Les hébergeurs, nouveaux juges de l’Internet

Le gouvernement estimant que l’Internet va plus vite que la justice, la loi en discussion au Parlement propose de confier la censure aux entreprises privées.

L’Internet, cet espace si rapide et si moderne, ne peut décemment se plier aux règles empesées de la justice pour trancher ses litiges. C’est la logique du gouvernement, qui a décidé de confier aux hébergeurs de sites Web le soin de censurer eux-mêmes les sites en cas de dérapage, sans aucune nécessité de faire appel à un juge. Cette disposition, nichée dans un texte fourre-tout sur l’économie numérique qui passe en deuxième lecture depuis mercredi à l’Assemblée nationale (lire l’article), a suscité une bronca de la part d’une série d’associations.

Toutes sont très opposées à l’instauration d’une « justice privée sur Internet », selon les termes de la pétition lancée par Iris (Imaginons un réseau Internet solidaire) et signée par 5.000 personnes et 140 collectifs, dont la Ligue des droits de l’Homme, l’union syndicale G10 et même un hébergeur. Le gouvernement est accusé de confier aux entreprises proposant des services d’hébergement de sites la tâche très délicate de déterminer si tel ou tel propos relève, par exemple, de la diffamation ou de la légitime liberté d’expression.

Responsabilités de l’hébergeur. Le texte alourdit de fait le régime classique de la liberté d’expression, où tout un chacun est responsable de ses propos, sur le Web comme ailleurs. Et doit en répondre devant un juge en cas de diffamation, d’incitation à la haine raciale ou d’atteinte aux droits d’auteur. Mais cette responsabilité de droit commun ne suffit pas au gouvernement qui cherche à impliquer les hébergeurs de sites web afin de leur confier une partie du ménage sur les réseaux. Résultat ? La nouvelle loi propose d’exonérer un hébergeur de toute responsabilité en cas de contenu illicite sauf... s’il n’a pas « agi avec promptitude pour retirer ces données » après avoir « eu la connaissance effective de leur caractère illicite ».

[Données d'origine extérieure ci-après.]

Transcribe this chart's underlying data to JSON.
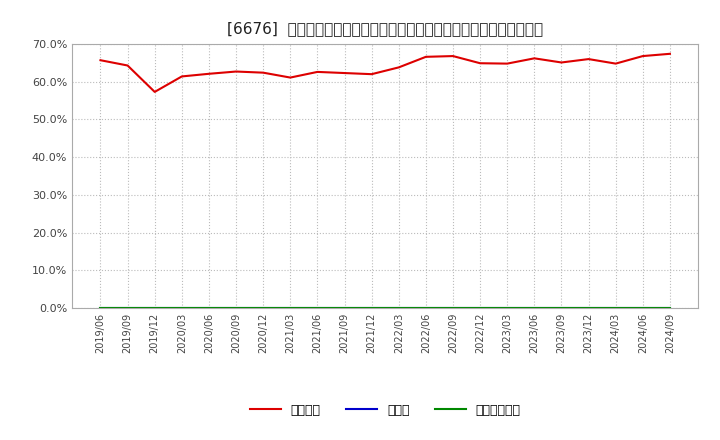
{
  "title": "[6676]  自己資本、のれん、繰延税金資産の総資産に対する比率の推移",
  "ylim": [
    0.0,
    0.7
  ],
  "yticks": [
    0.0,
    0.1,
    0.2,
    0.3,
    0.4,
    0.5,
    0.6,
    0.7
  ],
  "background_color": "#ffffff",
  "plot_bg_color": "#ffffff",
  "grid_color": "#bbbbbb",
  "dates": [
    "2019/06",
    "2019/09",
    "2019/12",
    "2020/03",
    "2020/06",
    "2020/09",
    "2020/12",
    "2021/03",
    "2021/06",
    "2021/09",
    "2021/12",
    "2022/03",
    "2022/06",
    "2022/09",
    "2022/12",
    "2023/03",
    "2023/06",
    "2023/09",
    "2023/12",
    "2024/03",
    "2024/06",
    "2024/09"
  ],
  "equity_ratio": [
    0.657,
    0.643,
    0.573,
    0.614,
    0.621,
    0.627,
    0.624,
    0.611,
    0.626,
    0.623,
    0.62,
    0.638,
    0.666,
    0.668,
    0.649,
    0.648,
    0.662,
    0.651,
    0.66,
    0.648,
    0.668,
    0.674
  ],
  "goodwill_ratio": [
    0.0,
    0.0,
    0.0,
    0.0,
    0.0,
    0.0,
    0.0,
    0.0,
    0.0,
    0.0,
    0.0,
    0.0,
    0.0,
    0.0,
    0.0,
    0.0,
    0.0,
    0.0,
    0.0,
    0.0,
    0.0,
    0.0
  ],
  "deferred_tax_ratio": [
    0.0,
    0.0,
    0.0,
    0.0,
    0.0,
    0.0,
    0.0,
    0.0,
    0.0,
    0.0,
    0.0,
    0.0,
    0.0,
    0.0,
    0.0,
    0.0,
    0.0,
    0.0,
    0.0,
    0.0,
    0.0,
    0.0
  ],
  "equity_color": "#dd0000",
  "goodwill_color": "#0000cc",
  "deferred_tax_color": "#008800",
  "legend_labels": [
    "自己資本",
    "のれん",
    "繰延税金資産"
  ],
  "line_width": 1.5,
  "title_fontsize": 11
}
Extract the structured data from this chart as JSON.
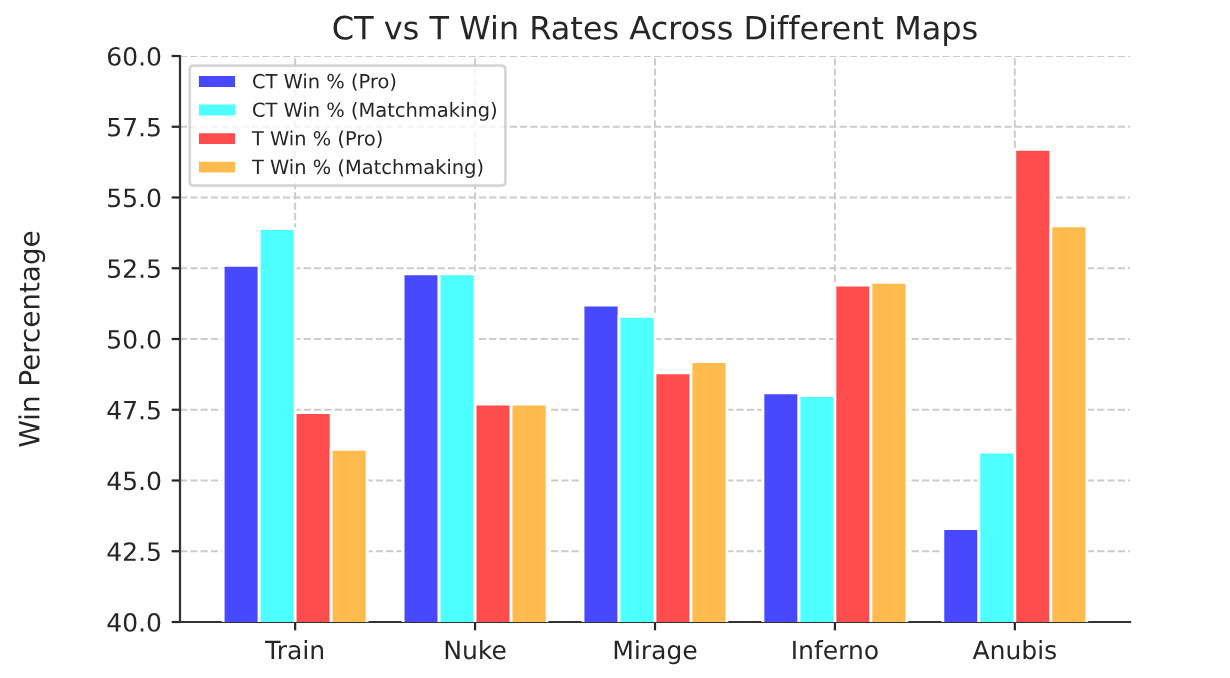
{
  "chart_data": {
    "type": "bar",
    "title": "CT vs T Win Rates Across Different Maps",
    "ylabel": "Win Percentage",
    "categories": [
      "Train",
      "Nuke",
      "Mirage",
      "Inferno",
      "Anubis"
    ],
    "series": [
      {
        "name": "CT Win % (Pro)",
        "color": "#4848ff",
        "values": [
          52.6,
          52.3,
          51.2,
          48.1,
          43.3
        ]
      },
      {
        "name": "CT Win % (Matchmaking)",
        "color": "#4dffff",
        "values": [
          53.9,
          52.3,
          50.8,
          48.0,
          46.0
        ]
      },
      {
        "name": "T Win % (Pro)",
        "color": "#ff4d4d",
        "values": [
          47.4,
          47.7,
          48.8,
          51.9,
          56.7
        ]
      },
      {
        "name": "T Win % (Matchmaking)",
        "color": "#ffbb4d",
        "values": [
          46.1,
          47.7,
          49.2,
          52.0,
          54.0
        ]
      }
    ],
    "ylim": [
      40.0,
      60.0
    ],
    "yticks": [
      {
        "value": 40,
        "label": "40.0"
      },
      {
        "value": 42.5,
        "label": "42.5"
      },
      {
        "value": 45,
        "label": "45.0"
      },
      {
        "value": 47.5,
        "label": "47.5"
      },
      {
        "value": 50,
        "label": "50.0"
      },
      {
        "value": 52.5,
        "label": "52.5"
      },
      {
        "value": 55,
        "label": "55.0"
      },
      {
        "value": 57.5,
        "label": "57.5"
      },
      {
        "value": 60,
        "label": "60.0"
      }
    ],
    "grid": true,
    "legend": "top left"
  }
}
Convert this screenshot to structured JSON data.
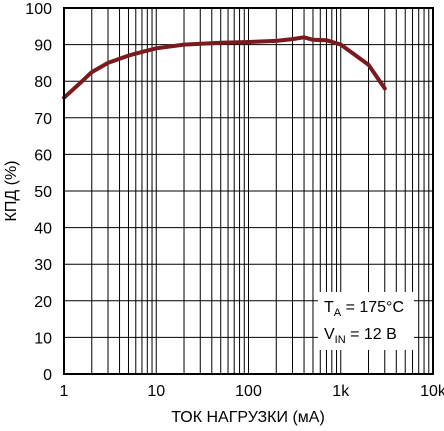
{
  "chart_data": {
    "type": "line",
    "xlabel": "ТОК НАГРУЗКИ (мА)",
    "ylabel": "КПД (%)",
    "x_scale": "log",
    "xlim": [
      1,
      10000
    ],
    "ylim": [
      0,
      100
    ],
    "x_ticks": [
      {
        "value": 1,
        "label": "1"
      },
      {
        "value": 10,
        "label": "10"
      },
      {
        "value": 100,
        "label": "100"
      },
      {
        "value": 1000,
        "label": "1k"
      },
      {
        "value": 10000,
        "label": "10k"
      }
    ],
    "y_ticks": [
      0,
      10,
      20,
      30,
      40,
      50,
      60,
      70,
      80,
      90,
      100
    ],
    "grid": true,
    "line_color": "#7a1a1e",
    "series": [
      {
        "x": [
          1,
          1.5,
          2,
          3,
          5,
          7,
          10,
          20,
          50,
          100,
          200,
          300,
          400,
          500,
          700,
          1000,
          2000,
          3000
        ],
        "y": [
          75.5,
          79.5,
          82.5,
          85,
          87,
          88,
          89,
          90,
          90.5,
          90.7,
          91,
          91.5,
          92,
          91.3,
          91.2,
          90,
          84.5,
          78
        ]
      }
    ],
    "annotations": [
      {
        "main": "T",
        "sub": "A",
        "rest": " = 175°C"
      },
      {
        "main": "V",
        "sub": "IN",
        "rest": " = 12 В"
      }
    ]
  }
}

« Censures hâtives. » Avec la nouvelle loi, « dès qu’un internaute détecte un contenu illicite, il en informe l’hébergeur et celui-ci a l’obligation de bloquer l’accès », résume Jean Dionis du Séjour, rapporteur (UDF) du texte. Autrement dit : ce n’est plus, comme aujourd’hui, à un juge d’exiger la coupure d’un site après une plainte et un procès, mais aux hébergeurs d’estimer par eux-mêmes si tel ou tel propos est légal ou non. Le risque : que les hébergeurs, pour se couvrir et éviter d’être traînés en justice, censurent un site à la moindre demande d’une personne ou d’une entreprise mise en cause. Pour les signataires de la pétition, c’est une « atteinte à la liberté d’expression, d’information et de communication, à la présomption d’innocence et au droit à un procès équitable ». Le député PS Christian Paul estime que ce texte « durcit inutilement la responsabilité des intermédiaires techniques » et devrait conduire « à la mise en place de censures hâtives ». Mais il y a fort à parier que les socialistes demeurent assez inaudibles sur ce sujet : le gouvernement de Lionel Jospin avait tenté de faire passer une mesure similaire, avant d’être retoqué par le Conseil constitutionnel en 2000.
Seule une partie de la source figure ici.